Histoire

 L’origine exacte de notre société est, à ce jour, inconnue mais l’étude de la documentation collectionnée par notre ami Didier Selvais permet d’établir avec certitude son existence depuis 125 ans déjà bien que notre groupe ne portait pas encore son nom actuel.

Il faut savoir ou se rappeler qu’à l’origine, les sociétés portaient le nom du local et bien souvent celui du tenancier du café  dans lequel le bureau se réunissait. Les Récalcitrants, comme toutes les autres sociétés de notre commune, ont connu plusieurs locaux et fréquenté géographiquement les différents pôles d’activités carnavalesques de la cité. La liste des tenanciers est très longue. Cependant, la dénomination Gilles Bayot subsiste pendant plus de 60 ans, soit bien après la fin de carrière de ces tenanciers, père et fils.

Petite chronologie : Jusqu’au milieu des années 30, la société avait pour local le café Bayot. Vers 1935, elle migrera vers le café « La Vignette » (bâtiment en face de l’actuel Villa Rosa). Une coupure de presse de 1938 nous apprend que la société s’appelle déjà « Les Récalcitrants ». Le retour chez Bayot s’effectuera en 1940. Après l’arrêt forcé du carnaval suite à la guerre mondiale, la société retrouve son appellation Gilles Bayot. Après 1958, ne souhaitant plus porter le nom de Bayot, le président Léopold Meys proposera de nommer officiellement la société « Les Récalcitrants », en hommage à son père décédé en 1951, membre d’une société binchoise portant le même nom et parce que cette appellation avait déjà été portée par la société dans les années 30. Le comité de l’époque adoptera à 5 voix contre 3 la dénomination définitive et officielle.

Tout d’abord, un peu d’histoire…

 Il existe plusieurs légendes quant à l’origine du Gille et de son superbe costume couronné par un impressionnant chapeau de plumes d’autruche.

Pendant longtemps, on a dit que le Gille était un « descendant » des incas.

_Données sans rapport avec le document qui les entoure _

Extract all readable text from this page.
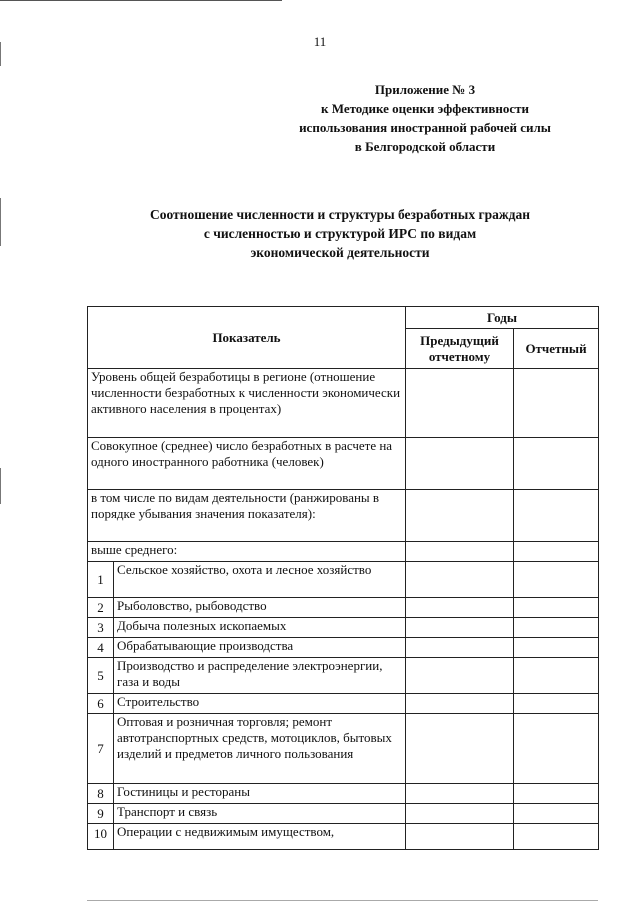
11
Приложение № 3
к Методике оценки эффективности
использования иностранной рабочей силы
в Белгородской области
Соотношение численности и структуры безработных граждан
с численностью и структурой ИРС по видам
экономической деятельности
Показатель		Годы	
		Предыдущий отчетному	Отчетный
Уровень общей безработицы в регионе (отношение численности безработных к численности экономически активного населения в процентах)			
Совокупное (среднее) число безработных в расчете на одного иностранного работника (человек)			
в том числе по видам деятельности (ранжированы в порядке убывания значения показателя):			
выше среднего:			
1	Сельское хозяйство, охота и лесное хозяйство		
2	Рыболовство, рыбоводство		
3	Добыча полезных ископаемых		
4	Обрабатывающие производства		
5	Производство и распределение электроэнергии, газа и воды		
6	Строительство		
7	Оптовая и розничная торговля; ремонт автотранспортных средств, мотоциклов, бытовых изделий и предметов личного пользования		
8	Гостиницы и рестораны		
9	Транспорт и связь		
10	Операции с недвижимым имуществом,		
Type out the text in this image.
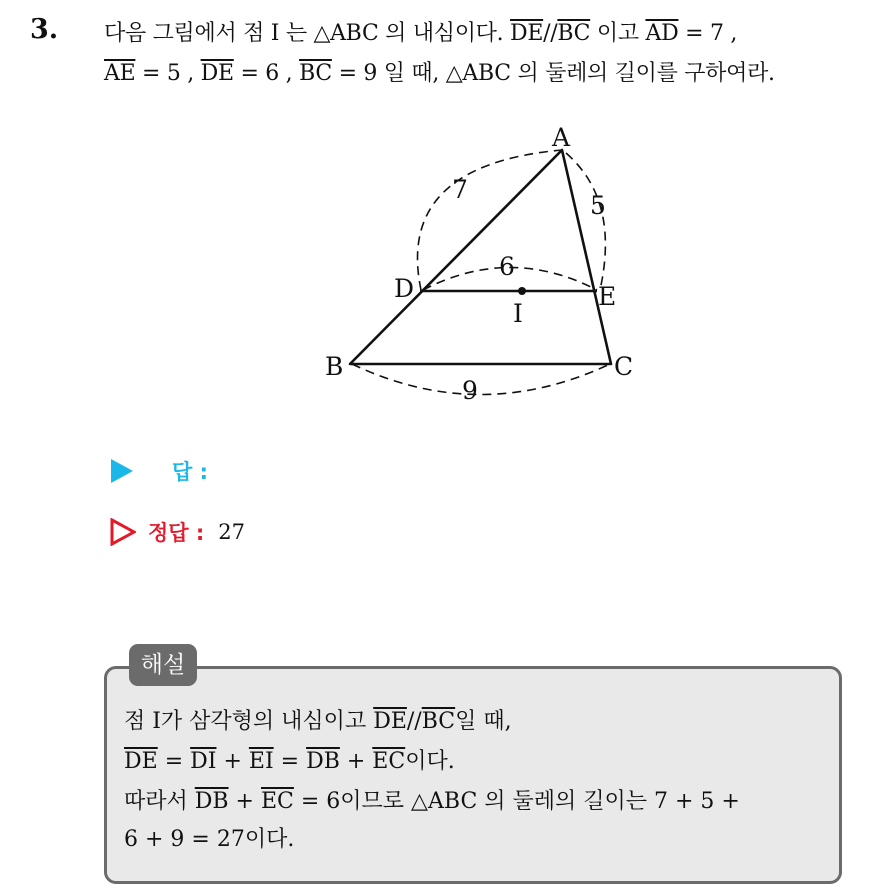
3. 다음 그림에서 점 I 는 △ABC 의 내심이다. $\overline{DE}//\overline{BC}$ 이고 $\overline{AD} = 7$ ,
$\overline{AE} = 5$ , $\overline{DE} = 6$ , $\overline{BC} = 9$ 일 때, △ABC 의 둘레의 길이를 구하여라.
A
B	C
D	E
I
7
5
6
9
답 :
정답 : 27
해설
점 I가 삼각형의 내심이고 $\overline{DE}//\overline{BC}$일 때,
$\overline{DE} = \overline{DI} + \overline{EI} = \overline{DB} + \overline{EC}$이다.
따라서 $\overline{DB} + \overline{EC} = 6$이므로 △ABC 의 둘레의 길이는 7 + 5 +
6 + 9 = 27이다.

Ceux-ci auraient été exhibés en 1549 lors des fêtes données par Marie de Hongrie, gouvernante des Pays-Bas, en l’honneur de son frère Charles Quint et de son neveu Philippe II.

En fait, il semble qu’il faille envisager des origines beaucoup plus lointaines et primitives. En effet, le « pas » du Gille, son rythme, est un rite saisonnier, remontant certainement à plusieurs millénaires, tendant à assurer la fécondité de la terre au sortir de l’hiver. Le personnage, exclusivement masculin, porteur de quelques emblèmes et éléments symboliques et sans atours particuliers (dans ces époques d’extrême pauvreté, un vêtement luxueux était un faste absolument hors de portée de la population) est une sorte de prêtre du renouveau, martelant le sol de ses pieds afin d’y réveiller les forces de la nature.

Les hommes célébrant au Carnaval la fête du renouveau, divers groupes se sont constitués, rassemblant les individus selon leurs affinités, leurs préoccupations. Ces groupes ont sans doute au fil du temps, portés les noms les plus divers, selon les périodes, les modes et les fascinations populaires.

Survient, alors, la mode du théâtre italien. Premier théâtre essentiellement populaire. Les foules vibrent aux aventures de Polichinelle, Arlequin ou Gille, personnage typique de ce théâtre particulièrement populaire dans nos régions aux XVII et XVIII siècles. A l’occasion de la période carnavalesque,  c’est donc  tout naturellement qu’un ou plusieurs groupes s’appellent des Gilles, comme à Fosses, d’autres s’appellent des Polichinelles devenant plus tard des Chinels.

Les bosses sont celles du personnage italien et le costume rappelle assez bien, avec grelots et apertintailles celui des bouffons, des fous du roi.

Anticipant sur la fertilité et l’abondance qu’il va susciter, le Gille, ou son ancêtre jetait des miches de pain dans la foule et, depuis un peu plus d’un siècle, il lance des oranges, plus symbolique encore du soleil générateur de vie. Relativement pauvre et rudimentaire à l’origine, le costume du Gille s’est complété et enrichi. Il comporte de nos jours une centaine de motifs (étoiles, couronnes, blasons, lions,…), et afin d’éviter les excès, il est à présent réglementé.

Le Gille est donc un personnage aux origines diverses et complexes qui a évolué avec le temps et dont on essaie maintenant de conserver intacte la tradition.